Recital by Anna Prohaska at the Edinburgh Festival

My experience with lieder recitals which, though devoted to a single theme, jump around between languages, styles and composers has not always a been happy. The programme “Behind the Lines 1914-2014” given by  Anna Prohaska and  Eric Schneider at Edinburgh’s  Queen’s Hall demonstrated exactly how to succeed with this formula. It was a revelation.To begin with, the songs and their ordering had been most astutely chosen.  While war and the soldier’s lot were the focus, the juxtaposition of different moods – hope, despair; aggression, resignation; glory, ignominy;  elation, pathos – turned it into a multi-faceted experience requiring a range of emotional expression.

Not the least remarkable feature of  Anna Prohaska’s performance was her capacity most successfully to meet this challenge, with variations of vocal colour and dynamics, and to do so with such interpretive skill.
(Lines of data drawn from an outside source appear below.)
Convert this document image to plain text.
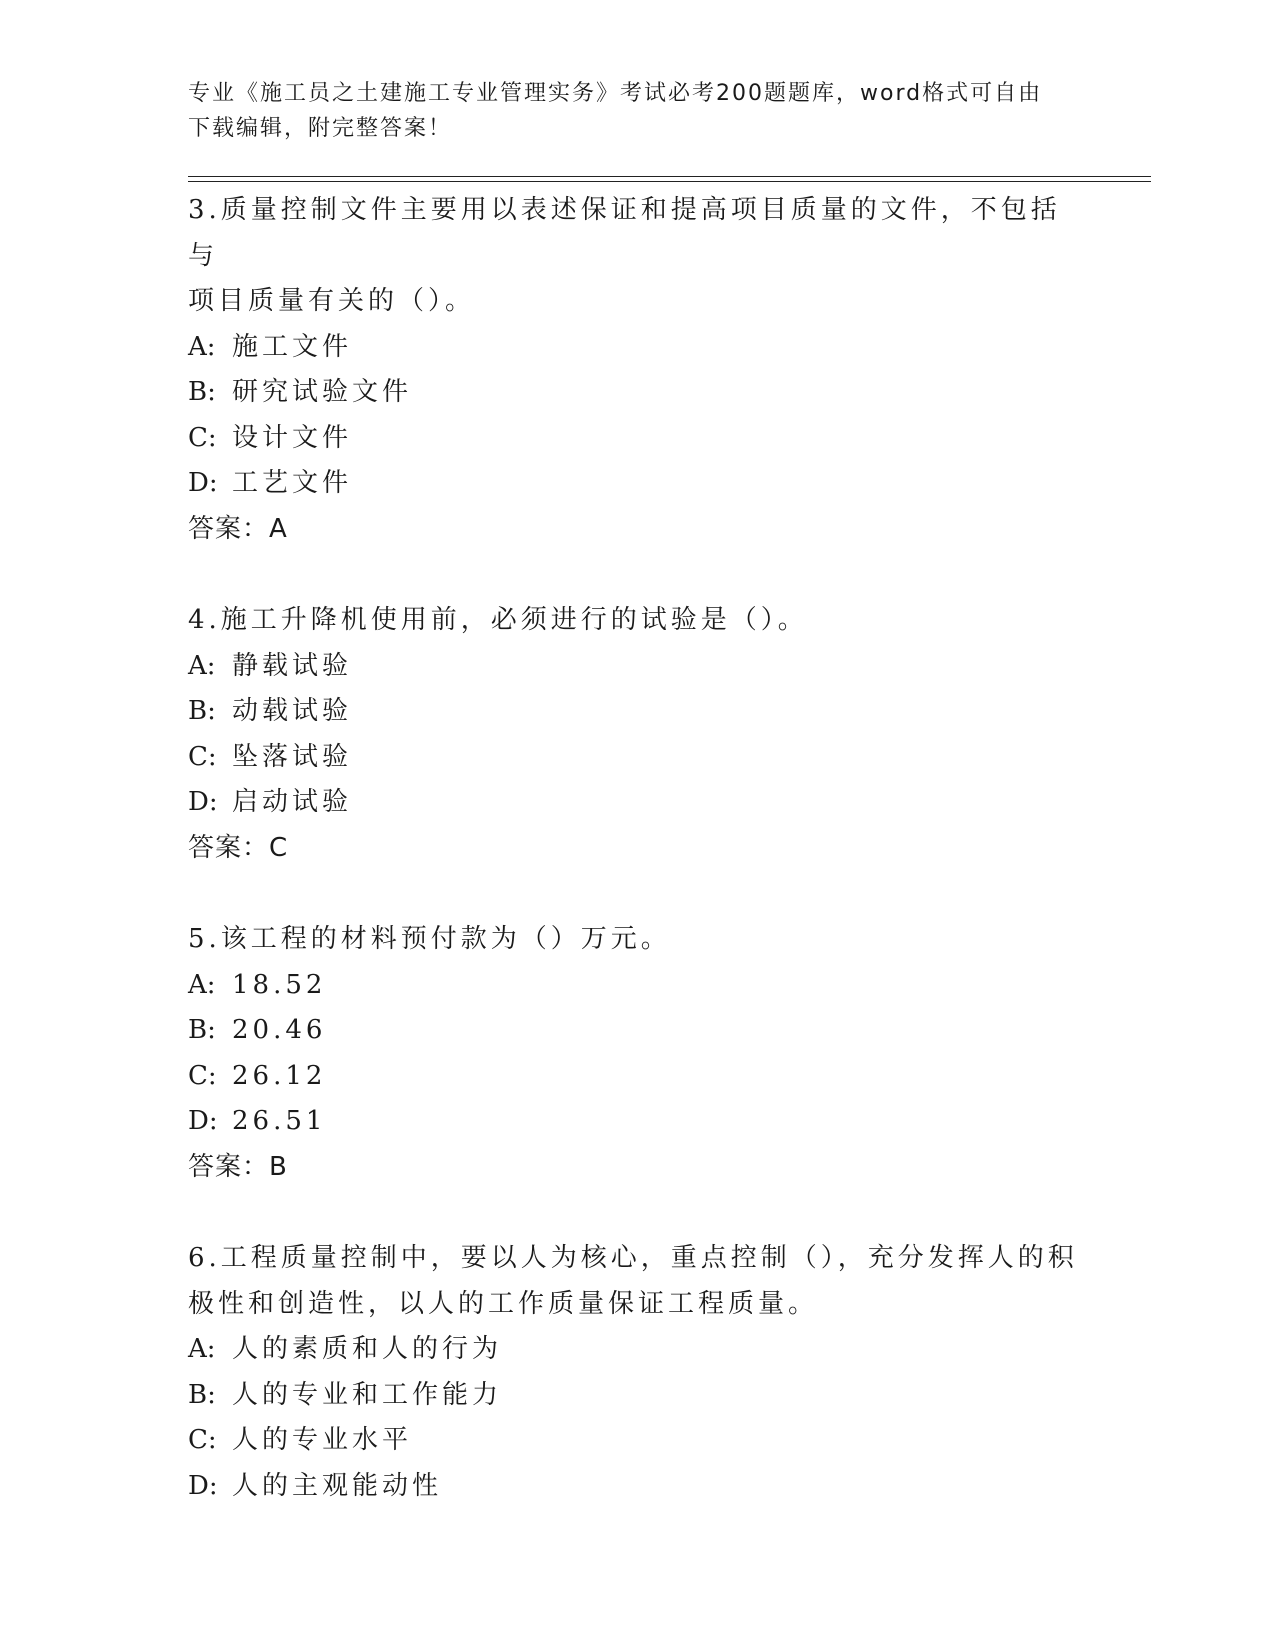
专业《施工员之土建施工专业管理实务》考试必考200题题库，word格式可自由
下载编辑，附完整答案！
3.质量控制文件主要用以表述保证和提高项目质量的文件，不包括与
项目质量有关的（）。
A: 施工文件
B: 研究试验文件
C: 设计文件
D: 工艺文件
答案：A
4.施工升降机使用前，必须进行的试验是（）。
A: 静载试验
B: 动载试验
C: 坠落试验
D: 启动试验
答案：C
5.该工程的材料预付款为（）万元。
A: 18.52
B: 20.46
C: 26.12
D: 26.51
答案：B
6.工程质量控制中，要以人为核心，重点控制（），充分发挥人的积
极性和创造性，以人的工作质量保证工程质量。
A: 人的素质和人的行为
B: 人的专业和工作能力
C: 人的专业水平
D: 人的主观能动性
Her soprano had the purity necessary for the lyrical passages, but also the volume and penetration for aggression and hysteria. Why a plea was made at the beginning for the audience’s indulgence in the light of her health remains a mystery. As the chap next to me observed, if this was a bad day for the voice, what must it be like on a good  day? Immaculate enunciation in four different languages and more than this: an American intonation for the Ives songs and a Scots accent for a setting of Hector Macneill. But when all else is said, what lingers most in the memory is the ability to communicate to the audience her own inner emotional response to what she was singing. A truly outstanding recital; one of the best I have experienced in recent years.